For UDP this means watching the combinations of local and remote port numbers and creating state for each unique combination (of 4-tuple of addresses and ports) that you see. Because UDP is connectionless you have to expire this state information based on a timeout. This timeout will be much shorter than the one you use for TCP (on the order of minutes instead of hours) in order to prevent your state table from getting too large.

For ICMP echo request you should proceed in a manner similar to UDP with the icmp_id playing the role of port number.

For other types of ICMP like destination unreachable you must inspect the ICMP packet to see if it is part of a TCP or UDP connection you are tracking and attempt to translate it back to the original source.

In order to prevent routing loops you should also be decrementing the IP TTL as you forward translated packets.

There are probably some more important bits which I'm forgetting. In short, implementing NAT is a lot like implementing an IP stack for a router!
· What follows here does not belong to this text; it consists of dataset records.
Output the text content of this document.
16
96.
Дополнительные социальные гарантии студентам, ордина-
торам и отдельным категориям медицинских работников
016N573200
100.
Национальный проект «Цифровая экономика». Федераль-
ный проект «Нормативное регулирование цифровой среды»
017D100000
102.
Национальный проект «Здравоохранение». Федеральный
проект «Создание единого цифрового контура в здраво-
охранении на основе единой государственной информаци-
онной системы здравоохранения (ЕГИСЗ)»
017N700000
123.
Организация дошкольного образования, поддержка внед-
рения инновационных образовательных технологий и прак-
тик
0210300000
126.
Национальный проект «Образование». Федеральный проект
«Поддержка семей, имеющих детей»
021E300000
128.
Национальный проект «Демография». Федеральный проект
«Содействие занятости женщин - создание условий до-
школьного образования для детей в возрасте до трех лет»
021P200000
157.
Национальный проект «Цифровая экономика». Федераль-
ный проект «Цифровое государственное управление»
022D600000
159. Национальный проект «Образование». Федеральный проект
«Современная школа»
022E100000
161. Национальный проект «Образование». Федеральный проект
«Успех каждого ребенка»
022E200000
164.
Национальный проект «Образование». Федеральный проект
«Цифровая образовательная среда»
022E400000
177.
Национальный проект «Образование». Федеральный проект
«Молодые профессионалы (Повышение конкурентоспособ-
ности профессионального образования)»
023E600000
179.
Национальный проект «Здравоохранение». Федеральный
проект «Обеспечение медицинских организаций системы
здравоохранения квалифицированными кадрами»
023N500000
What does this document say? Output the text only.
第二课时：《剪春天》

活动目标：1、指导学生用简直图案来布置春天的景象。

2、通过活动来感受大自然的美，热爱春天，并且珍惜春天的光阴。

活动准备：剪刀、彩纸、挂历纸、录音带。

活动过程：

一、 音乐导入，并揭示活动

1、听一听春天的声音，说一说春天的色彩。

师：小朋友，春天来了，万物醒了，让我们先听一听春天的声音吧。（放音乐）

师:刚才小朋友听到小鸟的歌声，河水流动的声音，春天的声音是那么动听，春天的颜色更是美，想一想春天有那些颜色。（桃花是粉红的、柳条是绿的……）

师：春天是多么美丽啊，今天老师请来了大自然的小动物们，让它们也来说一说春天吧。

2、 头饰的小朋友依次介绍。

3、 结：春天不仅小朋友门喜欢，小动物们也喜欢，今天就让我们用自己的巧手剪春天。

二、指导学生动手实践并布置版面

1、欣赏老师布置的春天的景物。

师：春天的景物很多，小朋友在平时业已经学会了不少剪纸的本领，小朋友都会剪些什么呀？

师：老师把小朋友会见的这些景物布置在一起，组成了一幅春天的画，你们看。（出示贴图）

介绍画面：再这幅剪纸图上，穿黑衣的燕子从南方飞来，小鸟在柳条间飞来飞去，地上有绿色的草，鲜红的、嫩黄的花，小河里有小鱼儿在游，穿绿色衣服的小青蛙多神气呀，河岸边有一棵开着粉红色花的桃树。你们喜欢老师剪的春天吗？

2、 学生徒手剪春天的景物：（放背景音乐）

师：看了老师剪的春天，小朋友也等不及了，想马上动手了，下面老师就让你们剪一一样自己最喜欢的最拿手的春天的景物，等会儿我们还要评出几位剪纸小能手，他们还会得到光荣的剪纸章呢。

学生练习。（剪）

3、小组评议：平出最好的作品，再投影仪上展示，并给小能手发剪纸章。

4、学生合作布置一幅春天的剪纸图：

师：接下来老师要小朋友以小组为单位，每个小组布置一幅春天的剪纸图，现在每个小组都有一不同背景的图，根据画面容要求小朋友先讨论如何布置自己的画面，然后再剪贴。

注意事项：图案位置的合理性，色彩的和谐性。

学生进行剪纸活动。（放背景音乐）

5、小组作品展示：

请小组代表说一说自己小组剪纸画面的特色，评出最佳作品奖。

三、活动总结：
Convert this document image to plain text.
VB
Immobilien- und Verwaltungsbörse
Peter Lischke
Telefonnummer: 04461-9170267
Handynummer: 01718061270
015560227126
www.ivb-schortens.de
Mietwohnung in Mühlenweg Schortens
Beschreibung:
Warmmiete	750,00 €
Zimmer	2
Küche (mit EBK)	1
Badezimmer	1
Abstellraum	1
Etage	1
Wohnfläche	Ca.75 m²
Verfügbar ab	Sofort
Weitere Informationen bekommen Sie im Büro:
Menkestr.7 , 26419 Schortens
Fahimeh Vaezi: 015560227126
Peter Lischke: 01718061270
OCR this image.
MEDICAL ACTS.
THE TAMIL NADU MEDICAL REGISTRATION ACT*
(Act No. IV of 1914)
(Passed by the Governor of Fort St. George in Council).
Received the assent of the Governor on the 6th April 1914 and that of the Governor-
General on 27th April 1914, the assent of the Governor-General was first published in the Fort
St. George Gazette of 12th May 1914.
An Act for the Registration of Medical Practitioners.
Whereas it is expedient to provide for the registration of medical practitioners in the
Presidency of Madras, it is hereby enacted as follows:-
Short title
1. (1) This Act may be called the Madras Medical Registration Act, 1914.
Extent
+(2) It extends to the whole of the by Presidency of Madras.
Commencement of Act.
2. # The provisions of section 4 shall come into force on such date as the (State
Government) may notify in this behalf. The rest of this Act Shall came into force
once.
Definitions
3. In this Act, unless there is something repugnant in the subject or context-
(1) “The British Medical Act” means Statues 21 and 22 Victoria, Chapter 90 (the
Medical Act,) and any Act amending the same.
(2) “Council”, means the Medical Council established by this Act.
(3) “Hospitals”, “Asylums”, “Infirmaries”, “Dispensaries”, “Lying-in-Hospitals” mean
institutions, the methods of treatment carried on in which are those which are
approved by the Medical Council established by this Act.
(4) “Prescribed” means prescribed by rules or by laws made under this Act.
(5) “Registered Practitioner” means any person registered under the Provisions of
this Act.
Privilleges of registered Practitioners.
That's why NAT is virtual always bolted on to an IP stack in the kernel, not implemented in userspace.

Sending and receiving packets

So the architecture as I understand it is this:

Client originates a packet which goes into the TUNTAP interface
Your software gets this packet, encapsulates it in a Websocket message, and sends it off
Your Twisted server gets it and does its magic
The translated packet goes out from the server through a raw socket

The return path:

The reply comes back to your server somehow (perhaps libpcap)
Your code does the reverse magic
Your server transits the result back to the client over Websocket
Client sees the resulting backet come back through the TUNTAP interface.

I think the easiest way to handle the last step in the forward path and the first step in the return path is a second TUNTAP device: a tun interface on the server.